Les premières allocations familiales avaient pour objectif d’assurer les moyens de subsistance, y compris de se nourrir. Le programme du CNR contenait des propositions pour l’agriculture, mais en dehors de la sécurité sociale. À sa création, la PAC (Politique Agricole Commune de l’Union européenne) devait permettre d’assurer la sécurité alimentaire de l’union. Pourtant, à notre connaissance, il n’existait pas jusqu’à présent de propositions concrètes de création d’une branche de la sécurité sociale pour l’alimentation pour assurer le droit à l’alimentation, tel que défini par l’ancien rapporteur des Nations Unies Olivier De Schutter. Nos constats montrent pourtant qu’aujourd’hui le système alimentaire dominant en France est insoutenable pour les écosystèmes, à l’origine de violences alimentaires, de grandes difficultés à se nourrir pour 22% des ménages, et d’une précarisation croissante des producteur·rices d’aliments. Ces constats, nous ont poussé·es à imaginer un système de sécurité sociale de l’alimentation, permettant d’assurer un droit à l’alimentation pour tous·tes. Notre projet s’appuie sur les principes du modèle de sécurité sociale de 1945 mis en place par Ambroise Croizat. Nous sommes également convaincu·es par cette histoire qu’il nous faudra être très vigilant·es sur l’universalité des droits et le contrôle démocratique des critères de conventionnement pour éviter de perdre la démocratie sociale et de favoriser l’enrichissement de grosses entreprises capitalistes comme c’est le cas pour la santé avec la production de médicaments et de dispositifs médicaux.

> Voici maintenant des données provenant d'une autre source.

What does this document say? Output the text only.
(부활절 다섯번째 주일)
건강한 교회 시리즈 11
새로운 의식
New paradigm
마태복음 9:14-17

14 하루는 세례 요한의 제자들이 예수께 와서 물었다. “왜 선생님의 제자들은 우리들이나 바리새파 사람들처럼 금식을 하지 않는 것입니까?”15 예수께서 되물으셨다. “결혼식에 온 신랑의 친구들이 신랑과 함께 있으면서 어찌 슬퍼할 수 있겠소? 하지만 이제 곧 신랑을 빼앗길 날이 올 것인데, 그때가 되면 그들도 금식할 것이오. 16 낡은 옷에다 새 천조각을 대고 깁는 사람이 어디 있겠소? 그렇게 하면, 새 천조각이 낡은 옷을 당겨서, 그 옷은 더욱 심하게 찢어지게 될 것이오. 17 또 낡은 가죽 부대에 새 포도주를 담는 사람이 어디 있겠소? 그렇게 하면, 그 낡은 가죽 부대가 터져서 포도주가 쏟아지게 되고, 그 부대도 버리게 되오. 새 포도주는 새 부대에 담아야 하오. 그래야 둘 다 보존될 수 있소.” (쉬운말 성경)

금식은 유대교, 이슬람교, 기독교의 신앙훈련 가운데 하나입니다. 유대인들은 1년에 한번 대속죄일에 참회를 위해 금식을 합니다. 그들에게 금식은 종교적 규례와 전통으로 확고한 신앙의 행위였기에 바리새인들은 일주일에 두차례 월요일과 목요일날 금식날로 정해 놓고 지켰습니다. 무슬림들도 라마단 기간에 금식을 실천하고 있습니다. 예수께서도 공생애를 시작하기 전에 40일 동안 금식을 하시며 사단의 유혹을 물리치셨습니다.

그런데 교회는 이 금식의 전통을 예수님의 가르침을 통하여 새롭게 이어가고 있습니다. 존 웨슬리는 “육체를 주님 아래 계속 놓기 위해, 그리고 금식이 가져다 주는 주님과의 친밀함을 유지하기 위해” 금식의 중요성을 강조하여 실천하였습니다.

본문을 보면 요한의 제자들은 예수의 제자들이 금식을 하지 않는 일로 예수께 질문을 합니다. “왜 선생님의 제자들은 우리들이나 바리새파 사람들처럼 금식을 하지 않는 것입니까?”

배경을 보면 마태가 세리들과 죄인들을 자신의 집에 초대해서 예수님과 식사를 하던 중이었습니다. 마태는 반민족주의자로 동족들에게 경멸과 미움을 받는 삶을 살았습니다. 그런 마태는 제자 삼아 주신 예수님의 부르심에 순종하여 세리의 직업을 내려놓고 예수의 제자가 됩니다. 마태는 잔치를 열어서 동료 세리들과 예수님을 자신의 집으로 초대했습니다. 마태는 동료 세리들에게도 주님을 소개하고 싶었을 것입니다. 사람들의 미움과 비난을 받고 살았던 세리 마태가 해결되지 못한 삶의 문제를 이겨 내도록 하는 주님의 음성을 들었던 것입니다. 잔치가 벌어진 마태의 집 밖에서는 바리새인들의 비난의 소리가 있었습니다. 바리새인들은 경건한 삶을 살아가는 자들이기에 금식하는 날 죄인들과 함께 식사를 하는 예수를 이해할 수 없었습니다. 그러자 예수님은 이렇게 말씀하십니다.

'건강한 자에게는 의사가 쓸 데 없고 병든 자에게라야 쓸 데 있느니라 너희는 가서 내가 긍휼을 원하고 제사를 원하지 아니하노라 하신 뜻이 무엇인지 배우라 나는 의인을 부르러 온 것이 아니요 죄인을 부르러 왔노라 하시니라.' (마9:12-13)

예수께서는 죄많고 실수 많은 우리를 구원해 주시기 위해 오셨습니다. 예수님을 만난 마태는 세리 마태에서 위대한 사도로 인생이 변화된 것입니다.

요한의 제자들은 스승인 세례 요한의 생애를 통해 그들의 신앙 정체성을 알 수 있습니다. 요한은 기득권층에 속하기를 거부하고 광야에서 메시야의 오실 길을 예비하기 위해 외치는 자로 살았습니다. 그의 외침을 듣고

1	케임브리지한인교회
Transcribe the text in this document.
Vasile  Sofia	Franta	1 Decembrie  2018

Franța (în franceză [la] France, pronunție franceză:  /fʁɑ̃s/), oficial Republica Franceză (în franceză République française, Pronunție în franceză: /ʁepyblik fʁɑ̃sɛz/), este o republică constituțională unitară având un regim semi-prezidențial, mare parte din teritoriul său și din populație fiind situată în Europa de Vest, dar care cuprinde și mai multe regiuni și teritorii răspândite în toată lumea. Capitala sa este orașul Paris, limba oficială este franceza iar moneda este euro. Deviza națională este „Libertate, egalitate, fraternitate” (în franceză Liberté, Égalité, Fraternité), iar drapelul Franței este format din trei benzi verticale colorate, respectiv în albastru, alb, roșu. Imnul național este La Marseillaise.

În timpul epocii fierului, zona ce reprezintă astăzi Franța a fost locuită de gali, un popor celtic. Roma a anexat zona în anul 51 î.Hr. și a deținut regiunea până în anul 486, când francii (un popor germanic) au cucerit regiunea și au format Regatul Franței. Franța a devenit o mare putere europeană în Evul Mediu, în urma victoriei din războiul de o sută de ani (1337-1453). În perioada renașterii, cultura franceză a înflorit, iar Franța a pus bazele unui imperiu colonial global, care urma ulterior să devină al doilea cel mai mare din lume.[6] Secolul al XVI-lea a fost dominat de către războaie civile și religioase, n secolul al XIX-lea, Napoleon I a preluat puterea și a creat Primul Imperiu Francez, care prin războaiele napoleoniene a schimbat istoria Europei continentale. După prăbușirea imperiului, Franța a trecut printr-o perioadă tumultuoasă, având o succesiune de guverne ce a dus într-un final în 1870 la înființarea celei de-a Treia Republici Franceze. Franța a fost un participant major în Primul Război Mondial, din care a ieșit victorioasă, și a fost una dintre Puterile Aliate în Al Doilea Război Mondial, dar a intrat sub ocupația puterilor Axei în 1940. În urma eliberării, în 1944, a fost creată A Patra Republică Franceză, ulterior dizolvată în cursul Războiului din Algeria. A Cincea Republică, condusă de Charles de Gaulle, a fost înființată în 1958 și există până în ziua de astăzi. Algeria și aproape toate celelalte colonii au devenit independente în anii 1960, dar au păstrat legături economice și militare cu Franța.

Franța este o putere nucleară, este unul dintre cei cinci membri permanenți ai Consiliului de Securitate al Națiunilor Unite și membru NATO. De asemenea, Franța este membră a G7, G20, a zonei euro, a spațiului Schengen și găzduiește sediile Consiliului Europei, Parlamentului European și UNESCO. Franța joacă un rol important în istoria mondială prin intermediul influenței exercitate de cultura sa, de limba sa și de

[1] Il s'agit d'un modèle de la protection sociale qui se différencie d'un autre modèle appelé, modèle de Beveridge. Les principes du modèle de Bismark sont : une protection obligatoire pour les salarié·es dont le salaire est inférieur à un certain montant, une protection fondée sur le modèle de l'assurance avec une proportionnalité des cotisations par rapport aux salaires et une proportionnalité des prestations par rapport aux cotisations et enfin une gestion par les salarié·es et employeurs.
[2] La milice était une organisation politique et paramilitaire française créée le 30 janvier 1943 par le régime de Vichy pour lutter contre la Résistance, qualifiée de terroriste. Supplétifs de la Gestapo et des autres forces allemandes, les miliciens participèrent aussi à la traque des Juifs, des réfractaires au STO et de tous les « déviants » dénoncés par le régime de Vichy et les collaborateurs fascistes. C'était aussi la police politique et une force de maintien de l’ordre.
[3] Le plan Beveridge propose un second modèle de protection sociale qui inspirera le fonctionnement de la sécurité sociale. Il vient du Royaume-Uni. Ses principes sont l'universalité toute la population est couvert pour tous les risques, les prestations sont basées sur les besoins et non proportionnelles à leur apport, et enfin c'est l'Etat qui gère l'ensemble de la protection sociale
[4] Les risques de famille ne sont pas couverts par la sécurité sociale mais par un dispositif indépendant. Le chômage ne fait pas parti de la sécurité sociale.
[5] Malheureusement à cette époque une grande partie de la population était que des "ayant droit" sans représentation dans les caisses.